東京都美術館で、
浮世絵の奥深き世界に触れる
The UKIYO-E 2020 ― 日本三大浮世絵コレクション

江戸庶民に広く親しまれ、欧米にもジャポニスム旋風を巻き起こした浮世絵。菱川師宣から葛飾北斎、東洲斎写楽まで、総勢約60 名の絵師たちの代表作品約450点が前・後期にわたり展示される「The UKIYO-E 2020 ― 日本三大浮世絵コレクション」が9月22日(火・祝)まで東京都美術館で開催中です。
太田記念美術館(東京・原宿)、日本浮世絵博物館(長野・松本)、平木浮世絵財団が誇る日本三大浮世絵コレクションが一堂に会するのは史上初のこと。この貴重な展覧会の見どころを注目の作品とともにご紹介します。


今回の展覧会は、延宝期に始まる初期浮世絵から風景画が主流となった天保〜安政期の作品までを5つの章に分類して紹介する構成となっています。
初期には浮世絵の祖である菱川師宣を筆頭に、懐月堂派、奥村政信などが活躍。その後、天明期、寛政期に入ると美人画や役者絵が数多く描かれ、長身の美人画様式を生んだ鳥居清長、半身像を描く大首絵の様式を用いる喜多川歌麿、迫力ある役者絵で国際的にも高い評価を得ている東洲斎写楽といった絵師たちが人気を博しました。「役者舞台之姿絵」の連作で知られる歌川豊国が、歌川派の役者絵の基礎を築いたのもこの頃です。


文化・文政期に入ると表現の多様化が進み、細かな描写やデザイン的な工夫が施され、洋風の風景描写の手法を取り入れた作品も数多く見られるようになります。天保初期にはあまりにも有名な葛飾北斎の「冨嶽三十六景」シリーズや歌川広重の代表作「東海道五拾三次之内」が出版され、浮世絵文化がいっそうの盛り上がりを見せました。「人をばかにした人だ」などの奇抜でユーモアに満ちた戯画で独自の路線を開拓した歌川国芳が活躍したのもこの時期です。
The UKIYO-E 2020 ― 日本三大浮世絵コレクション
会期|前期 〜8月23日(日)、後期 8月25日(火)〜9月22日(火・祝)
※本展は日時指定入場制です。
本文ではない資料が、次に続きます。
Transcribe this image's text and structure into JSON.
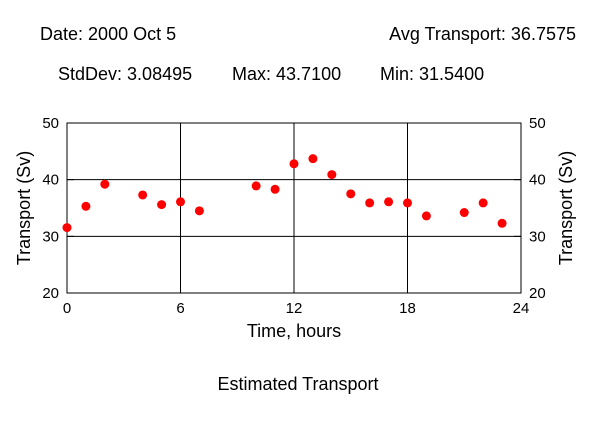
{
  "stats": {
    "date_label": "Date:",
    "date_value": "2000 Oct 5",
    "avg_label": "Avg Transport:",
    "avg_value": "36.7575",
    "std_label": "StdDev:",
    "std_value": "3.08495",
    "max_label": "Max:",
    "max_value": "43.7100",
    "min_label": "Min:",
    "min_value": "31.5400"
  },
  "caption": "Estimated Transport",
  "chart_data": {
    "type": "scatter",
    "title": "",
    "xlabel": "Time, hours",
    "ylabel": "Transport (Sv)",
    "xlim": [
      0,
      24
    ],
    "ylim": [
      20,
      50
    ],
    "xticks": [
      0,
      6,
      12,
      18,
      24
    ],
    "yticks": [
      20,
      30,
      40,
      50
    ],
    "grid": true,
    "marker_color": "#ff0000",
    "x": [
      0,
      1,
      2,
      4,
      5,
      6,
      7,
      10,
      11,
      12,
      13,
      14,
      15,
      16,
      17,
      18,
      19,
      21,
      22,
      23
    ],
    "y": [
      31.54,
      35.3,
      39.2,
      37.3,
      35.6,
      36.1,
      34.5,
      38.9,
      38.3,
      42.8,
      43.71,
      40.9,
      37.5,
      35.9,
      36.1,
      35.9,
      33.6,
      34.2,
      35.9,
      32.3
    ]
  }
}
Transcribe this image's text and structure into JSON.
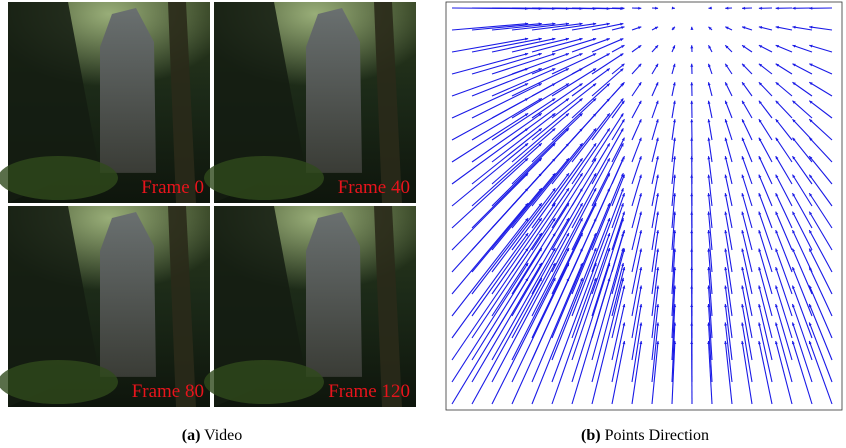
{
  "panels": [
    {
      "label": "(a)",
      "caption": "Video",
      "frames": [
        "Frame 0",
        "Frame 40",
        "Frame 80",
        "Frame 120"
      ]
    },
    {
      "label": "(b)",
      "caption": "Points Direction"
    }
  ]
}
詳細は展覧会公式サイトをご覧ください。
会場|東京都美術館
住所|東京都台東区上野公園8-36
開室時間|9:30〜17:30
休室日|8月24日、9月7日・14日
料金|一般1600円、大学生・専門学校生1300円、高校生800円、65歳以上1000円
Tel|03-5777-8600(ハローダイヤル)
https://ukiyoe2020.exhn.jp
100点以上にもおよぶ重要文化財・重要美術品が展示され、日本三大浮世絵コレクション秘蔵の作品が惜しみなく出品される今回の展覧会。日本が世界に誇る浮世絵の名作たちは絶対に見逃せません。